SPOX: Ihr Debüt in Deutschland ist bisher geglückt, der FC steht auf Platz zwei der Tabelle. Als Spieler haben Sie den Sprung ins Ausland aber nie gewagt. Wieso nicht?

Stöger: Ich hatte noch vor Bosman, als ein Transfer weit schwieriger war als heute, die Möglichkeit, zu Eintracht Frankfurt zu gehen. Später hätte ich auch bei 1860 München unterschreiben können, doch das hat mich nicht gereizt. Ich wäre auch fast FC-Spieler hier in Köln geworden, als es vor der WM 1998 Kontakte über Toni Polster gab. Mir war damals mit 32 Jahren aber wichtiger, dass ich in der Bundesliga in Österreich regelmäßig spiele, um sicher bei der WM dabei sein zu können. Das wollte ich nicht riskieren.

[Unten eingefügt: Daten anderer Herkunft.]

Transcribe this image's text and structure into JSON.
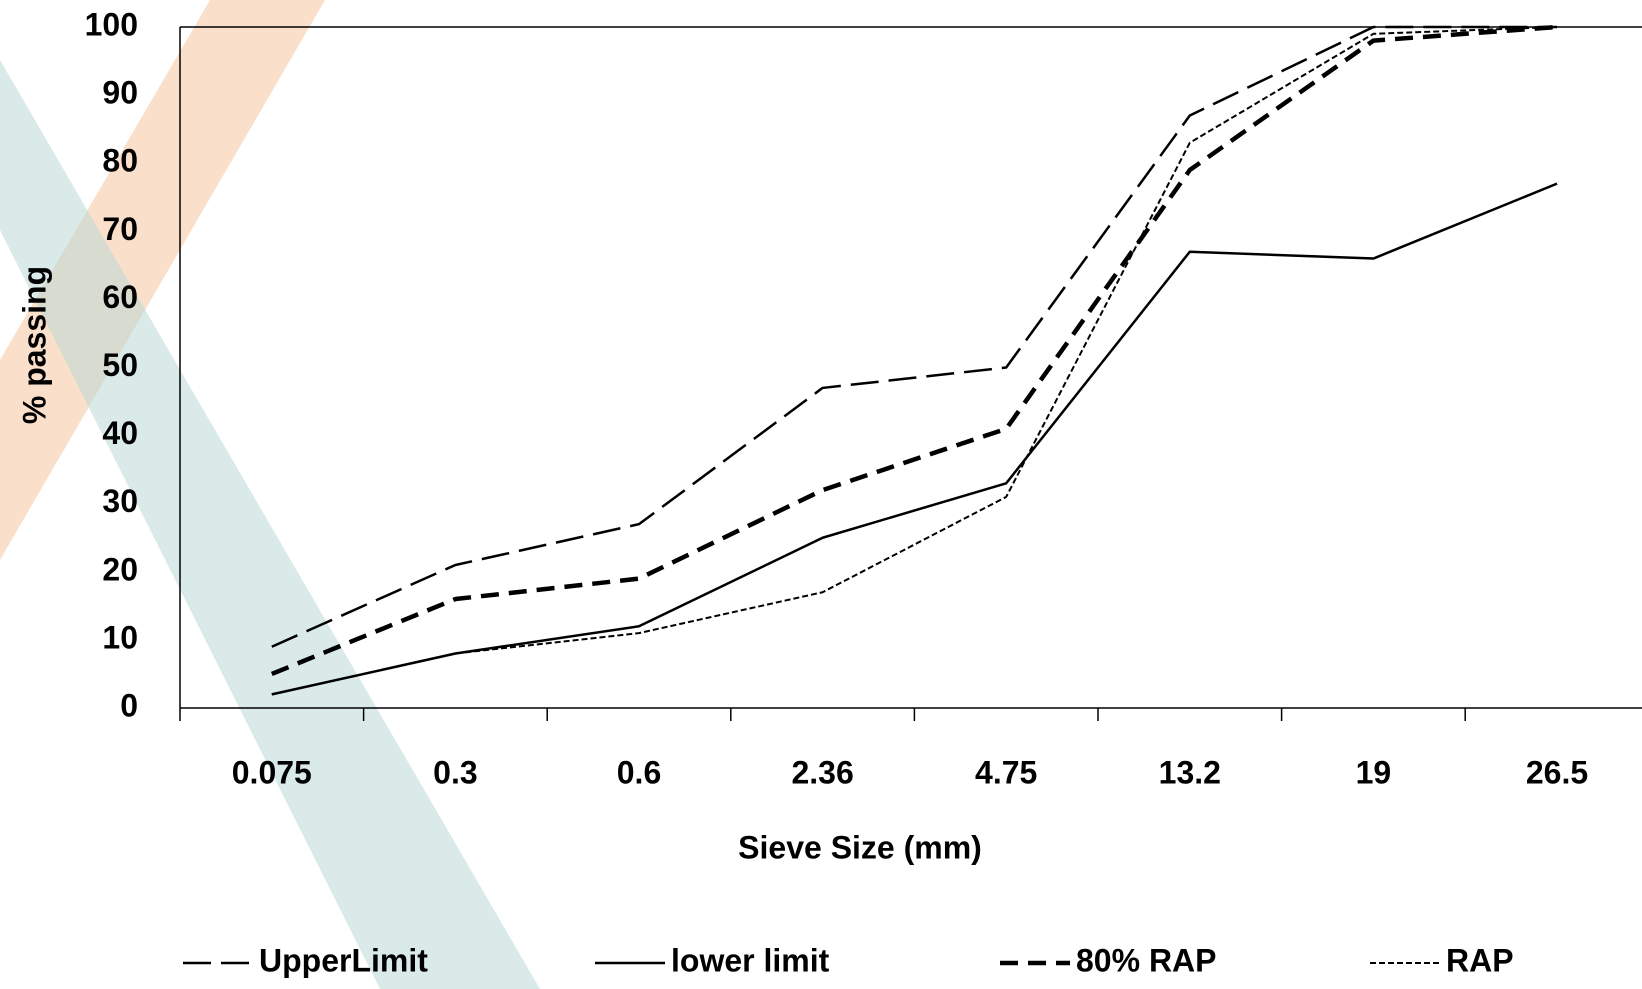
{
  "chart_data": {
    "type": "line",
    "x_label": "Sieve Size (mm)",
    "y_label": "% passing",
    "categories": [
      "0.075",
      "0.3",
      "0.6",
      "2.36",
      "4.75",
      "13.2",
      "19",
      "26.5"
    ],
    "series": [
      {
        "name": "UpperLimit",
        "color": "#000000",
        "dash": [
          28,
          10
        ],
        "width": 2.5,
        "values": [
          9,
          21,
          27,
          47,
          50,
          87,
          100,
          100
        ]
      },
      {
        "name": "lower limit",
        "color": "#000000",
        "dash": [],
        "width": 2.5,
        "values": [
          2,
          8,
          12,
          25,
          33,
          67,
          66,
          77
        ]
      },
      {
        "name": "80% RAP",
        "color": "#000000",
        "dash": [
          18,
          10
        ],
        "width": 4.5,
        "values": [
          5,
          16,
          19,
          32,
          41,
          79,
          98,
          100
        ]
      },
      {
        "name": "RAP",
        "color": "#000000",
        "dash": [
          6,
          3
        ],
        "width": 2,
        "values": [
          2,
          8,
          11,
          17,
          31,
          83,
          99,
          100
        ]
      }
    ],
    "ylim": [
      0,
      100
    ],
    "yticks": [
      0,
      10,
      20,
      30,
      40,
      50,
      60,
      70,
      80,
      90,
      100
    ],
    "grid": false,
    "legend": "bottom"
  }
}
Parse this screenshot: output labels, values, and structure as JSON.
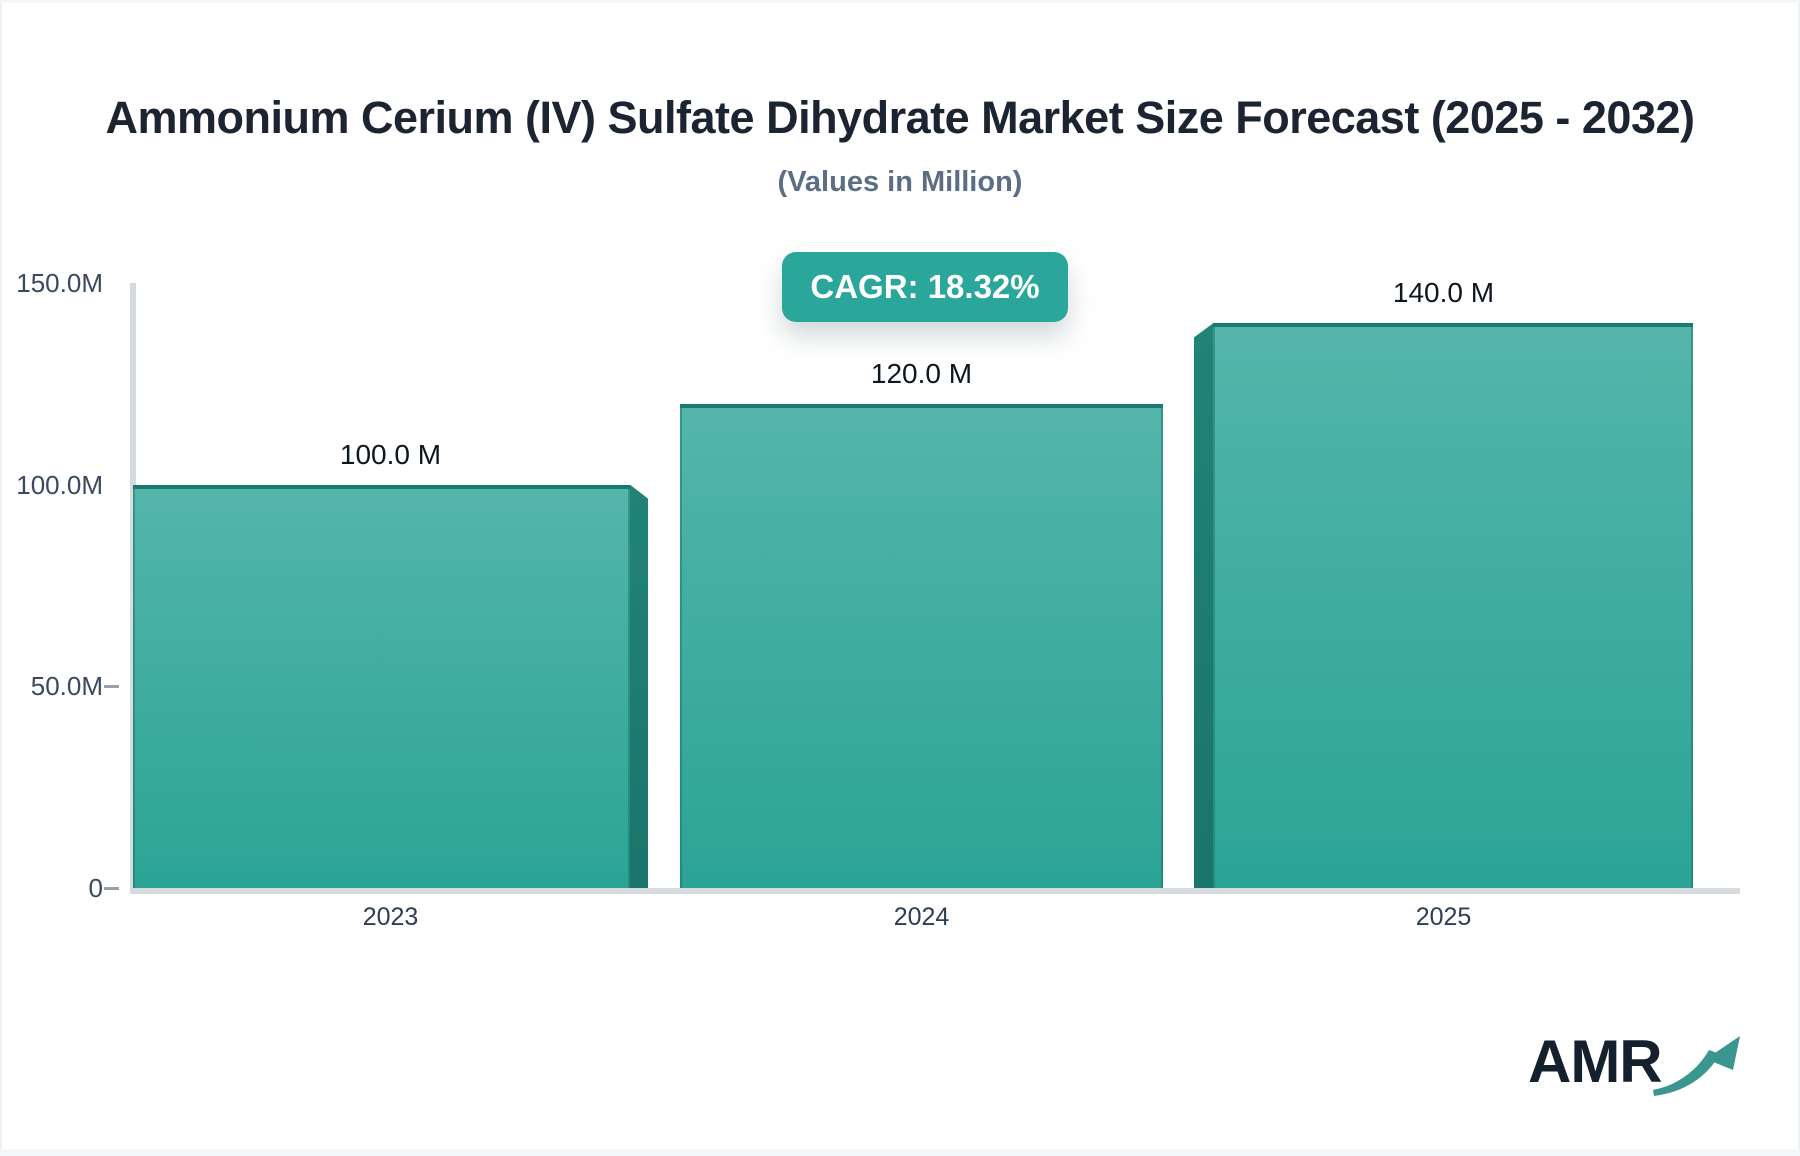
{
  "header": {
    "title": "Ammonium Cerium (IV) Sulfate Dihydrate Market Size Forecast (2025 - 2032)",
    "subtitle": "(Values in Million)"
  },
  "cagr_badge": {
    "label": "CAGR: 18.32%",
    "background": "#2aa69b",
    "text_color": "#ffffff"
  },
  "chart_data": {
    "type": "bar",
    "title": "Ammonium Cerium (IV) Sulfate Dihydrate Market Size Forecast (2025 - 2032)",
    "subtitle": "(Values in Million)",
    "unit": "Million",
    "cagr_percent": 18.32,
    "categories": [
      "2023",
      "2024",
      "2025"
    ],
    "values": [
      100,
      120,
      140
    ],
    "value_labels": [
      "100.0 M",
      "120.0 M",
      "140.0 M"
    ],
    "ylim": [
      0,
      150
    ],
    "y_ticks": [
      {
        "value": 150,
        "label": "150.0M",
        "dash": false
      },
      {
        "value": 100,
        "label": "100.0M",
        "dash": false
      },
      {
        "value": 50,
        "label": "50.0M",
        "dash": true
      },
      {
        "value": 0,
        "label": "0",
        "dash": true
      }
    ],
    "xlabel": "",
    "ylabel": "",
    "grid": false,
    "legend": false,
    "bar_gradient_top": "#54b5ab",
    "bar_gradient_bottom": "#2ba496",
    "bar_edge_dark": "#1a7a6f",
    "axis_line_color": "#d6dbe0"
  },
  "logo": {
    "text": "AMR",
    "text_color": "#15202d",
    "arrow_color": "#3a968e"
  }
}
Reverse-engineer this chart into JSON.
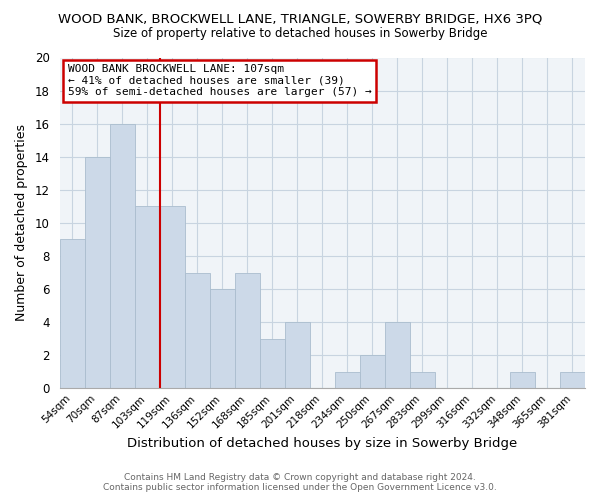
{
  "title": "WOOD BANK, BROCKWELL LANE, TRIANGLE, SOWERBY BRIDGE, HX6 3PQ",
  "subtitle": "Size of property relative to detached houses in Sowerby Bridge",
  "xlabel": "Distribution of detached houses by size in Sowerby Bridge",
  "ylabel": "Number of detached properties",
  "footer_line1": "Contains HM Land Registry data © Crown copyright and database right 2024.",
  "footer_line2": "Contains public sector information licensed under the Open Government Licence v3.0.",
  "bin_labels": [
    "54sqm",
    "70sqm",
    "87sqm",
    "103sqm",
    "119sqm",
    "136sqm",
    "152sqm",
    "168sqm",
    "185sqm",
    "201sqm",
    "218sqm",
    "234sqm",
    "250sqm",
    "267sqm",
    "283sqm",
    "299sqm",
    "316sqm",
    "332sqm",
    "348sqm",
    "365sqm",
    "381sqm"
  ],
  "bar_heights": [
    9,
    14,
    16,
    11,
    11,
    7,
    6,
    7,
    3,
    4,
    0,
    1,
    2,
    4,
    1,
    0,
    0,
    0,
    1,
    0,
    1
  ],
  "bar_color": "#ccd9e8",
  "bar_edge_color": "#aabdce",
  "vline_x_index": 3,
  "vline_color": "#cc0000",
  "ylim": [
    0,
    20
  ],
  "yticks": [
    0,
    2,
    4,
    6,
    8,
    10,
    12,
    14,
    16,
    18,
    20
  ],
  "annotation_title": "WOOD BANK BROCKWELL LANE: 107sqm",
  "annotation_line1": "← 41% of detached houses are smaller (39)",
  "annotation_line2": "59% of semi-detached houses are larger (57) →",
  "annotation_box_color": "#ffffff",
  "annotation_box_edge": "#cc0000",
  "grid_color": "#c8d4e0",
  "background_color": "#ffffff",
  "plot_bg_color": "#f0f4f8"
}
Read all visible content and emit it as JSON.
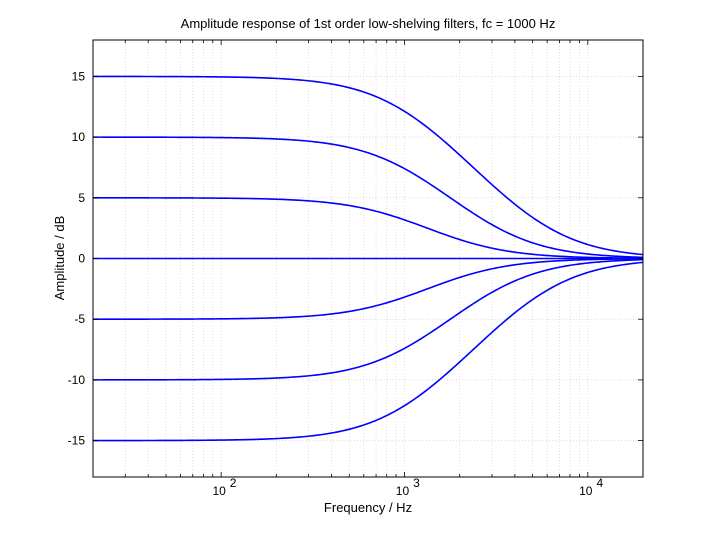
{
  "chart_data": {
    "type": "line",
    "title": "Amplitude response of 1st order low-shelving filters,  fc = 1000 Hz",
    "xlabel": "Frequency / Hz",
    "ylabel": "Amplitude / dB",
    "xscale": "log",
    "xlim": [
      20,
      20000
    ],
    "ylim": [
      -18,
      18
    ],
    "yticks": [
      -15,
      -10,
      -5,
      0,
      5,
      10,
      15
    ],
    "ytick_labels": [
      "-15",
      "-10",
      "-5",
      "0",
      "5",
      "10",
      "15"
    ],
    "xticks": [
      100,
      1000,
      10000
    ],
    "xtick_labels": [
      {
        "base": "10",
        "exp": "2"
      },
      {
        "base": "10",
        "exp": "3"
      },
      {
        "base": "10",
        "exp": "4"
      }
    ],
    "grid": true,
    "line_color": "#0000ff",
    "fc": 1000,
    "series": [
      {
        "gain_db": 15,
        "x": [
          20,
          100,
          300,
          1000,
          2000,
          5000,
          20000
        ],
        "y": [
          15.0,
          14.9,
          14.2,
          10.5,
          5.9,
          1.6,
          0.0
        ]
      },
      {
        "gain_db": 10,
        "x": [
          20,
          100,
          300,
          1000,
          2000,
          5000,
          20000
        ],
        "y": [
          10.0,
          9.9,
          9.3,
          6.3,
          3.4,
          0.9,
          0.0
        ]
      },
      {
        "gain_db": 5,
        "x": [
          20,
          100,
          300,
          1000,
          2000,
          5000,
          20000
        ],
        "y": [
          5.0,
          4.9,
          4.5,
          2.8,
          1.4,
          0.4,
          0.0
        ]
      },
      {
        "gain_db": 0,
        "x": [
          20,
          100,
          300,
          1000,
          2000,
          5000,
          20000
        ],
        "y": [
          0,
          0,
          0,
          0,
          0,
          0,
          0
        ]
      },
      {
        "gain_db": -5,
        "x": [
          20,
          100,
          300,
          1000,
          2000,
          5000,
          20000
        ],
        "y": [
          -5.0,
          -4.9,
          -4.5,
          -2.8,
          -1.4,
          -0.4,
          0.0
        ]
      },
      {
        "gain_db": -10,
        "x": [
          20,
          100,
          300,
          1000,
          2000,
          5000,
          20000
        ],
        "y": [
          -10.0,
          -9.9,
          -9.3,
          -6.3,
          -3.4,
          -0.9,
          0.0
        ]
      },
      {
        "gain_db": -15,
        "x": [
          20,
          100,
          300,
          1000,
          2000,
          5000,
          20000
        ],
        "y": [
          -15.0,
          -14.9,
          -14.2,
          -10.5,
          -5.9,
          -1.6,
          0.0
        ]
      }
    ]
  }
}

SPOX: War da irgendwie auch die Unsicherheit zu groß, ob Sie es im ungewohnten Umfeld packen können?

Stöger: Nein, dieses Gefühl hatte ich eigentlich nie. Ich habe in meiner Karriere nichts verpasst. Zumal man es als Spieler ja viel mehr in der eigenen Hand hat, zu funktionieren, als es für einen Trainer der Fall ist. Das zeigt jetzt auch mein Wechsel nach Köln: Ich habe eine toll funktionierende Mannschaft bei der Austria mit der Perspektive, Champions League spielen zu können, verlassen und bin zum FC in die 2. Liga gegangen - weil ich es mir zutraue.